Un réseau régional d’associations de protection des forêts, SOS-Forêt Ile-de-France Nord-Ouest, est en train de se créer. Catherine Combaldieu, de Ville d’Avray et Louis Vallin, président des Amis de Vaucresson, sont à l’initiative de ce réseau qui s’étendra sur deux régions : Île-de-France et Hauts-de-France.
La forêt francilienne représente 23 % de la surface régionale soit 278 000 hectares, dont 195 000 pour la forêt privée et 83 000 pour les forêts publiques ou domaniales. Quelles sont les raisons qui poussent ces associations à se mobiliser fortement pour nos forêts ?
Pour un équilibre des fonctions forestières
Les forêts ont trois fonctions : sociale pour l’accueil du public, écologique pour la réserve de biodiversité et la protection du climat et économique pour le bois d’œuvre et de chauffage. SOS-Forêt Île-de-France Nord–Ouest souhaite que la gestion des forêts soit équilibrée entre les trois fonctions, que les forêts périurbaines aient un statut juridique qui les protège des aménagements de toutes sortes (extension de cimetières, traversée par des routes et trams, grignotage par l’urbanisation…), que les liaisons écologiques entre ces forêts soient préservées.
Les inquiétudes associatives sont multiples : le développement massif de l’utilisation du bois pour le chauffage et l’industrie (bois d’œuvre et autres), l’agressivité de l’exploitation forestière vis-à-vis des sols et en conséquence la perte des aménités santé et environnementale de la forêt pour les habitants. Ce sont les conséquences mal gérées d’un Grenelle de l’environnement pourtant fructueux.
Le bois-énergie en question
Le remplacement des énergies fossiles par des énergies renouvelables souhaité par le Grenelle a conduit à des plans pluriannuels de développement forestier imposant des quotas de production de bois pour la construction et le chauffage.
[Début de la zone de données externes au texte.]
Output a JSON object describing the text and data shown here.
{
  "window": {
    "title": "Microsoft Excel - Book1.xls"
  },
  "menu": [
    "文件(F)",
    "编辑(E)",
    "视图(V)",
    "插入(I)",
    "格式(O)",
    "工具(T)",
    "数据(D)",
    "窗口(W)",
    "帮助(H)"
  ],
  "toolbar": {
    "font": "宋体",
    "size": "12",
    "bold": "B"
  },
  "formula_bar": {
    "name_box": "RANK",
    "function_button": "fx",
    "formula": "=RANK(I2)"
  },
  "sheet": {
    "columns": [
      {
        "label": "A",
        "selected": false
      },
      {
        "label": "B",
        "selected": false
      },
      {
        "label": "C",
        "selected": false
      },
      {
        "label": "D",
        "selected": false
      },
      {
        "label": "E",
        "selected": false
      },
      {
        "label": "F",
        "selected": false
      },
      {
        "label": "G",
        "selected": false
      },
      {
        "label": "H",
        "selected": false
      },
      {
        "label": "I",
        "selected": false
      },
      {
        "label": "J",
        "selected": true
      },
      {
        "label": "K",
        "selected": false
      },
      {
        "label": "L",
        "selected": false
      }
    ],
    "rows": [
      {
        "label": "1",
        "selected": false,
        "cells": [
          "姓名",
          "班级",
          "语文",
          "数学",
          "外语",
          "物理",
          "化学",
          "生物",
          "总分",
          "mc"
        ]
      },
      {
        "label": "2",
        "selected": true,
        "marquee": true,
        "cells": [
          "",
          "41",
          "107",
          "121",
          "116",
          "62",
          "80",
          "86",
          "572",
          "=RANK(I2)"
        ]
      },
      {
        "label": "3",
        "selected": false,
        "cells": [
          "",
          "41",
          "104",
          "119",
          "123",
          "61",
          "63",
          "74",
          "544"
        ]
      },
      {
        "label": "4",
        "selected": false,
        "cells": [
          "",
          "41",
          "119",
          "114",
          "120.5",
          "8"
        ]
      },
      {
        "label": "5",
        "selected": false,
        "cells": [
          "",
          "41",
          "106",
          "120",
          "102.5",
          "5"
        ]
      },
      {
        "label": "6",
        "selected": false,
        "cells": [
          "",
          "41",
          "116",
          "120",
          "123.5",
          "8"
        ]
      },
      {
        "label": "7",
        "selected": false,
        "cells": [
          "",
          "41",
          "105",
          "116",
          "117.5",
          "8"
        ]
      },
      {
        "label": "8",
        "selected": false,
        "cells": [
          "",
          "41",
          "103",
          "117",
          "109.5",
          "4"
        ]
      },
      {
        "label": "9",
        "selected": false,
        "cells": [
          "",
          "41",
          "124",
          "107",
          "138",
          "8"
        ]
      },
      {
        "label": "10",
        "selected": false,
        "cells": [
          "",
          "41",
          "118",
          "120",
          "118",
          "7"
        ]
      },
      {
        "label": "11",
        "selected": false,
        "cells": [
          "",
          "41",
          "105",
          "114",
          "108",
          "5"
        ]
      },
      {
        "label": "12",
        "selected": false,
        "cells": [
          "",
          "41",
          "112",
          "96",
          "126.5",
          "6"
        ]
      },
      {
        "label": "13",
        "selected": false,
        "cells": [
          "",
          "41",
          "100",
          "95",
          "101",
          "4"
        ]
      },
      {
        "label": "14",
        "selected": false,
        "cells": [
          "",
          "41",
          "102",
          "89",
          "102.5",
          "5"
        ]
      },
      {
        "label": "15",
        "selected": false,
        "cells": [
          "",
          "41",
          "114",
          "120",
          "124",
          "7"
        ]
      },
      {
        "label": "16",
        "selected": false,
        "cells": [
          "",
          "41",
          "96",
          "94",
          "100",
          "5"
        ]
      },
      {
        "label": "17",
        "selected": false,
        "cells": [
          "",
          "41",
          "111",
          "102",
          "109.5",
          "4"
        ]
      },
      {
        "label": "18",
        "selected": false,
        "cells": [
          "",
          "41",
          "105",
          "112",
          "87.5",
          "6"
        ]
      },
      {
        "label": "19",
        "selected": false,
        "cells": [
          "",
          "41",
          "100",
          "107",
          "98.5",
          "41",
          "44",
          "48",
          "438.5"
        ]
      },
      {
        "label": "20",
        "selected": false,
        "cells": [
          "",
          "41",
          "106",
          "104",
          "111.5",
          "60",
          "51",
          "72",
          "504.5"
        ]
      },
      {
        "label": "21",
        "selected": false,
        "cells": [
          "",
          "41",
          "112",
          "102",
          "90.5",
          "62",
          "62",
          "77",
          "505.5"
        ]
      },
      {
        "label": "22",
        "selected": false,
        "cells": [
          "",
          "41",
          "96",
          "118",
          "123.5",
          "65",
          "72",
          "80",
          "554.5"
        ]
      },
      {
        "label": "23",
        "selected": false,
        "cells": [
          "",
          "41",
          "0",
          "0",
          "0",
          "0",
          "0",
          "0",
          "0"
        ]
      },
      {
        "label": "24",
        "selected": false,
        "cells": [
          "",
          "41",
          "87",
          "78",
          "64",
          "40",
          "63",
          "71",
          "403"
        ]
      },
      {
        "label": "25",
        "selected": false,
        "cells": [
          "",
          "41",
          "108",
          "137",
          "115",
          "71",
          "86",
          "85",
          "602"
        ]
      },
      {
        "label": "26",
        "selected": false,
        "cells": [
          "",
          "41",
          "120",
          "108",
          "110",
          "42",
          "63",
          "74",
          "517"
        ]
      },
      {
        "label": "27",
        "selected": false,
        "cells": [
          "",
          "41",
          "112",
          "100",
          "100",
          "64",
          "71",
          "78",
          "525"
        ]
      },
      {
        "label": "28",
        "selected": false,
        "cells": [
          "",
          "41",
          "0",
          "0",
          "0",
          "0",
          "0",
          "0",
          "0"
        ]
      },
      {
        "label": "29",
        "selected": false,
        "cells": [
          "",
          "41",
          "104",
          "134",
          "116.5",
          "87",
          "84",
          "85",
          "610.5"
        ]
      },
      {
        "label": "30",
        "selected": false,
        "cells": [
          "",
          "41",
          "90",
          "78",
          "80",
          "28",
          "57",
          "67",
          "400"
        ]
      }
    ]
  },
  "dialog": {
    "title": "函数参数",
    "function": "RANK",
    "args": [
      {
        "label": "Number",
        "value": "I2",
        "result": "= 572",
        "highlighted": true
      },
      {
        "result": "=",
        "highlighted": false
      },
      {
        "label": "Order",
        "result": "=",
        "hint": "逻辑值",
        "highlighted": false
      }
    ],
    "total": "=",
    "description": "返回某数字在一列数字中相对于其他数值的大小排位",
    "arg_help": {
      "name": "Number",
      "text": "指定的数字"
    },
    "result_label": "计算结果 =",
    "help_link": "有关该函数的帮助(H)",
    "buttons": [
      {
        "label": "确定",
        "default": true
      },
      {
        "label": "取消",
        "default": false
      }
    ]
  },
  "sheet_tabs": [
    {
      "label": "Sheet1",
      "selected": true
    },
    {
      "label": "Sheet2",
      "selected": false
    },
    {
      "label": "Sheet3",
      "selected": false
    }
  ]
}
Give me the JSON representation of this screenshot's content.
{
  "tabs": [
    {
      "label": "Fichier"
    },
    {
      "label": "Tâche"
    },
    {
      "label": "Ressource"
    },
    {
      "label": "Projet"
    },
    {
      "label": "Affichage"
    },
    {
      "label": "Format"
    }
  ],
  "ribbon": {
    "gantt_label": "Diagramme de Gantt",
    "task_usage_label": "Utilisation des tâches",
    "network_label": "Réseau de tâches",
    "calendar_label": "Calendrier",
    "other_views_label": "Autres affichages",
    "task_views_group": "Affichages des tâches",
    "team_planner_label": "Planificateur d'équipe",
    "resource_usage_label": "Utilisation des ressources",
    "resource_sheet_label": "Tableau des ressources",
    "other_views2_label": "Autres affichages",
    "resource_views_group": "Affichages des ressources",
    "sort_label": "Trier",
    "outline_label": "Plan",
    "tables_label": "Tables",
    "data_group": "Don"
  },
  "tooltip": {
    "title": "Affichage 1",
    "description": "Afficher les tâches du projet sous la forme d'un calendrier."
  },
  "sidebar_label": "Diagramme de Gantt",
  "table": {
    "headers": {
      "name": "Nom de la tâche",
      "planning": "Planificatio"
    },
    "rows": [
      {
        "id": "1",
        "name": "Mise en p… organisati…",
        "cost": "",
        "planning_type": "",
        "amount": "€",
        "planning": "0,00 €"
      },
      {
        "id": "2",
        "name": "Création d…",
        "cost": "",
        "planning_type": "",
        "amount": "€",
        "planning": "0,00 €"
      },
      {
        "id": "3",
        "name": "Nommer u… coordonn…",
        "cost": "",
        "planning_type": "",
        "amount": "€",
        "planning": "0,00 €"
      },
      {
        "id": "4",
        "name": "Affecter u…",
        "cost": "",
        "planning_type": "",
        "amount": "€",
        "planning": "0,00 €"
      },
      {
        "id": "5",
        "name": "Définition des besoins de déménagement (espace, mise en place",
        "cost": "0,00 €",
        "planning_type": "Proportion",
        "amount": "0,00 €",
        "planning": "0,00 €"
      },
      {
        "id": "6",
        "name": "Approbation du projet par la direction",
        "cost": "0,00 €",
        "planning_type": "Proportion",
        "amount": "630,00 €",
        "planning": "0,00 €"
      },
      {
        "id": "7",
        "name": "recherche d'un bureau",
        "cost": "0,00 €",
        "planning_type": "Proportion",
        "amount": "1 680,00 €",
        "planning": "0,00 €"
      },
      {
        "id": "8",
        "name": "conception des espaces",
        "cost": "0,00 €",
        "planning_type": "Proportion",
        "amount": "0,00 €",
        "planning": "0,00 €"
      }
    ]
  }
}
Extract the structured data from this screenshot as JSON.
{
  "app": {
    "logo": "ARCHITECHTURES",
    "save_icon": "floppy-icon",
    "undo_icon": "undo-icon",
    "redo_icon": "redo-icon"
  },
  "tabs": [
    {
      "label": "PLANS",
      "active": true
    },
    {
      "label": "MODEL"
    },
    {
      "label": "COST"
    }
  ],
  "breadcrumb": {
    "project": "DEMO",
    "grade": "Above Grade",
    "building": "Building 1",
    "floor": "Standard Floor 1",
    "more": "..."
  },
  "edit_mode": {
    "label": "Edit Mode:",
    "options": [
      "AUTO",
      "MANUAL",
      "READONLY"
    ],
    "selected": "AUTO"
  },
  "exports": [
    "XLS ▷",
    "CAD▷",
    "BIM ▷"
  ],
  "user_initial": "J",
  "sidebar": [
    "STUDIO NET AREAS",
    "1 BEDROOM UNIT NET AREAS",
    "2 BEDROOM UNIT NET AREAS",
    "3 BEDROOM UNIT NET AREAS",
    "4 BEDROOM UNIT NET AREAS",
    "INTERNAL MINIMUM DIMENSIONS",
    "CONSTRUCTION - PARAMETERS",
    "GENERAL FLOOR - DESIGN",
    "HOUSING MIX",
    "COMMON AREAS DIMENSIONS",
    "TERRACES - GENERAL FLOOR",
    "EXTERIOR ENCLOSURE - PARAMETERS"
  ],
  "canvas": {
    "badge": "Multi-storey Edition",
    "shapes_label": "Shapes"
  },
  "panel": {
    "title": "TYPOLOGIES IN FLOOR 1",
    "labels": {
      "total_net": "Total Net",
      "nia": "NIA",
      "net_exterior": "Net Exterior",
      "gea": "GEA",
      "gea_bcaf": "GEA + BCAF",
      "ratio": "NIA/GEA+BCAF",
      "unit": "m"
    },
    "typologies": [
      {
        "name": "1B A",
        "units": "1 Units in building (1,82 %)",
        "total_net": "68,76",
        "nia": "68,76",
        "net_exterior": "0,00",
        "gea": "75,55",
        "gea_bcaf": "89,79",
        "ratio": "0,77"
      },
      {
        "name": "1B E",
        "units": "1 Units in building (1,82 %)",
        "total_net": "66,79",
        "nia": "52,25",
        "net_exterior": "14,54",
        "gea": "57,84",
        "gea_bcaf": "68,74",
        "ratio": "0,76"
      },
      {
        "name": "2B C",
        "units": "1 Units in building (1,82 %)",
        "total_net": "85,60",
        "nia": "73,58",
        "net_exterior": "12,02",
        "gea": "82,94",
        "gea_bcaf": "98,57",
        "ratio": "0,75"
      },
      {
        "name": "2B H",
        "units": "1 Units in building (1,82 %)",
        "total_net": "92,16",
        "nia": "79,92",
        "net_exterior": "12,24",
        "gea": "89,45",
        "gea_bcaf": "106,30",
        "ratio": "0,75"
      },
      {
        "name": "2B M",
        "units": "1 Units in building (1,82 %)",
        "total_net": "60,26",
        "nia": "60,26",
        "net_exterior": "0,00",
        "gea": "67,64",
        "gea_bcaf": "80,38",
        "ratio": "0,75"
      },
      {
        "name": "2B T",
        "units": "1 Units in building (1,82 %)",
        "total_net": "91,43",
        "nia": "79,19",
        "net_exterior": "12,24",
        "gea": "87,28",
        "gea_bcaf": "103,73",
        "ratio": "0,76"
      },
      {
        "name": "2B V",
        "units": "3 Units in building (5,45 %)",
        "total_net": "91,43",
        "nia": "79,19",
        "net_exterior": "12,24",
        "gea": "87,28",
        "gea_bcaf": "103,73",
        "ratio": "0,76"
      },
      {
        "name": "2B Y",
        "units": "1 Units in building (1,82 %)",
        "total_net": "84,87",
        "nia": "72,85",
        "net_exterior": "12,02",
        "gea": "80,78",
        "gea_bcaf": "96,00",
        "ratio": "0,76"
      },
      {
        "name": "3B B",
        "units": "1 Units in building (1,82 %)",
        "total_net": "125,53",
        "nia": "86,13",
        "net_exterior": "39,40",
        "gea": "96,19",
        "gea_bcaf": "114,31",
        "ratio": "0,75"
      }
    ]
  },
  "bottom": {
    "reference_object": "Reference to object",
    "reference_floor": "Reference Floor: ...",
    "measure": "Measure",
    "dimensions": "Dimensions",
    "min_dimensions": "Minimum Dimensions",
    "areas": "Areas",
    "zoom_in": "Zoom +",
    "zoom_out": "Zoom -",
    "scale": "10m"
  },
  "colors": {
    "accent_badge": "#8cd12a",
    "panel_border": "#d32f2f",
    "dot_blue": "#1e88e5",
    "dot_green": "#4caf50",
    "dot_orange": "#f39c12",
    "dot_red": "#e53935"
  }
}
En Ile-de-France, l’accroissement forestier naturel estimé par l’Inventaire Forestier National est de 1,4 million de m3/an. Ces chiffres interpellent car le plan autorisera en 2020 la commercialisation de 670 000 m3 de bois auxquels il faut ajouter 430 000 m3 de bois consommés par les propriétaires forestiers soit 1,1 million de m3, chiffre voisin de l’accroissement annuel.
La notion de renouvelable concernant l’utilisation du bois-énergie est mal interprétée. La commission européenne a récemment mis en lumière cette erreur. Après une coupe, la forêt va prendre de 80 à 120 ans pour retrouver son état initial, que se passera-t-il pendant ce long laps de temps ? Avec le changement climatique, on ne peut prévoir les essences à valoriser et la vitesse de croissance sur le long terme. La forêt est un puits de carbone : un hectare de hêtre, de chêne ou de pin Douglas captent respectivement 7, 10 et 18 tonnes de dioxyde de carbone/an. Elle régule la température en évaporant entre 20 et 40 m3 d’eau/ha/an et fixe les poussières atmosphériques, son exploitation doit être ajustée afin que ces fonctions soient en augmentation.
Pour une gestion écologique
Les associations ont aussi constaté les dégâts importants occasionnés par l’exploitation mécanique des forêts. Les engins de coupe et de débardage du bois détruisent durablement les sols forestiers, rendant beaucoup plus difficiles son renouvellement. La biomasse au niveau du sol et du sous-sol (feuilles, humus, branches mortes, racines, vers de terre, champignons microscopiques…) est presque équivalente à la masse végétale au-dessus du sol, arbres et branches. Si cette biomasse du sol et du sous-sol est écrasée par les bûcherons, le renouvellement forestier sera considérablement ralenti… Une gestion écologique de la forêt est donc à promouvoir.
Le développement rapide du chauffage au bois : bûches, plaquettes ou granulés, inquiète aussi. Ce ne sont pas les 600 000 résidences individuelles chauffées au bois qui posent problème mais les chaufferies industrielles alimentant des réseaux de chaleur ou des centres économiques (l’aéroport de Roissy, par exemple). En 2016, l’autoconsommation de bois de chauffe par les propriétaires forestiers a été de 430 000 m3 tandis que les chaufferies en consommaient un million, soit plus que l’accroissement annuel. L’ADEME prévoit qu’en 2020, les chaufferies industrielles utiliseront 1,9 million de m3… le bois sera importé d’autres régions ou d’autres pays.
À ces aspects quantitatifs, il faut ajouter la pollution de l’air par le chauffage au bois, gros producteur de particules, y compris dans les chaufferies industrielles qui ont des normes environnementales inférieures à celles des incinérateurs.
Tous ces aspects font que le réseau SOS-Forêt Ile-de-France Nord-Ouest doit être vigoureusement soutenu.